Towing packraft on snow/ice

looking to tow my yak up a frozen river. will be either on foot/snowshoes or skis. flat terrain. any suggestions for a towing system?


Forgive me if I’m missing something, but what’s wrong with a “sled”.

I know that packrafts are extremely robust, but why drag one if you aren’t going to float out afterwards? Perhaps they are lighter than sleds? I don’t know.

I don’t think you’ll find many people on this site who want to drag one without wanting to float it as well, but perhaps I’m wrong…BUT, it’s great you have an Alpacka anyway!!!..

Andrew Allan

Living in Oz, where no river freezes…and they just don’t look like “sleds”, even though I’m in to “lateral thinking”. Please enlighten us all

i understand the confusion… yes a sled might be better, but there is a lake near our destination, not yet frozen over that may require some paddling across


Erin and Hig are the experts on this. Here’s a little bit of information and photos on their website:

They just used a piece of P-cord and a micro biner. Thats as complex as it got.

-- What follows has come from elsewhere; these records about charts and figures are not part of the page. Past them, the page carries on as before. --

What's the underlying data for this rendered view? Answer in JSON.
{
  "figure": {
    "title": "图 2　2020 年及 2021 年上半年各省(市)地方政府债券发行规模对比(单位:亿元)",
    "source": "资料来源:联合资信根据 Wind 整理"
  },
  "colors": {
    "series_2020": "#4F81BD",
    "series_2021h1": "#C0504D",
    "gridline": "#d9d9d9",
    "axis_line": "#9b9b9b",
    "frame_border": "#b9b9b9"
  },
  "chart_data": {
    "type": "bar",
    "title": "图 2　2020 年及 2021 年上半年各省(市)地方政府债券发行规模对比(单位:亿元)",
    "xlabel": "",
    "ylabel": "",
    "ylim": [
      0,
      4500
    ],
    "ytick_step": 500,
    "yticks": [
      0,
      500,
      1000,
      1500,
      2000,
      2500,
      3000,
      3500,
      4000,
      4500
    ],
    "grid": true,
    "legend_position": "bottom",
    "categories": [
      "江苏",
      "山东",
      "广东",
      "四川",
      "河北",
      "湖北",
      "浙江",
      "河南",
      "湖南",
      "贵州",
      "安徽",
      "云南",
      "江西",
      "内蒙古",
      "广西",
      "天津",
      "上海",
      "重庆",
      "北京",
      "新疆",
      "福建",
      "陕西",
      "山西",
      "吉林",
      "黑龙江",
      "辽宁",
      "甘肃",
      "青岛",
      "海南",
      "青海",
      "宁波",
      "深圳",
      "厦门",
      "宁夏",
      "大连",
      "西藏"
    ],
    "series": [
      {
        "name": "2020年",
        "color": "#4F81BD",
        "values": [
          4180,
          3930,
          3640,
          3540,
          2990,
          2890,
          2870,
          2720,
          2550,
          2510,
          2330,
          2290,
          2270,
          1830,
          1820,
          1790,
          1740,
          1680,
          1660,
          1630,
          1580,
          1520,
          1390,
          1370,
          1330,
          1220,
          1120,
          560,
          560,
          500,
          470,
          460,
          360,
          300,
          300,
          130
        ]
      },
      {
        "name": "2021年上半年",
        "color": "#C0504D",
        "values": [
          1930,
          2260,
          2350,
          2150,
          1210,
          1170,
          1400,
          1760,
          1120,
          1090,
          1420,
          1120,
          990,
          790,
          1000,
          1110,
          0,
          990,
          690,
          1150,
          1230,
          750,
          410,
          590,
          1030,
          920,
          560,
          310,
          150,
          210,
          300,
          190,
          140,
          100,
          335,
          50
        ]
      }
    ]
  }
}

Yeah, you don’t need to get complicated about hooking up the boat… I like having a little shock-cord in there to damp the jerking. The boats do very well over irregular terrain, and usually don’t overturn. They are of course a pain if you’re traversing a steep slope, or through brush. It’s always great when you’re skiing a traverse above bushes and the raft tangles, yanking you backwards onto your ass… I don’t know if we ever got this maneuver on video, but you can probably imagine it.

We found that if there’s some soft snow, or smooth ice, the boat doesn’t show much wear from dragging. We’d typically pull 15-25 lbs. in the sled, and put the rest in our packs. Occasionally dragging the boat through brush or across a few rocks isn’t that big a deal (no more so than running into rocks while rafting.)

Alpackas also do fine breaking through thin ice.

On sharp ice (say, windblown rain on snow followed by a hard freeze), the boats do show wear. After pulling about 30 lbs. over 20 miles of icy snow like this, we had to patch several dime-sized holes through the bottom. Aquaseal worked well, but it’s tricky to get it to cure in sub-freezing conditions.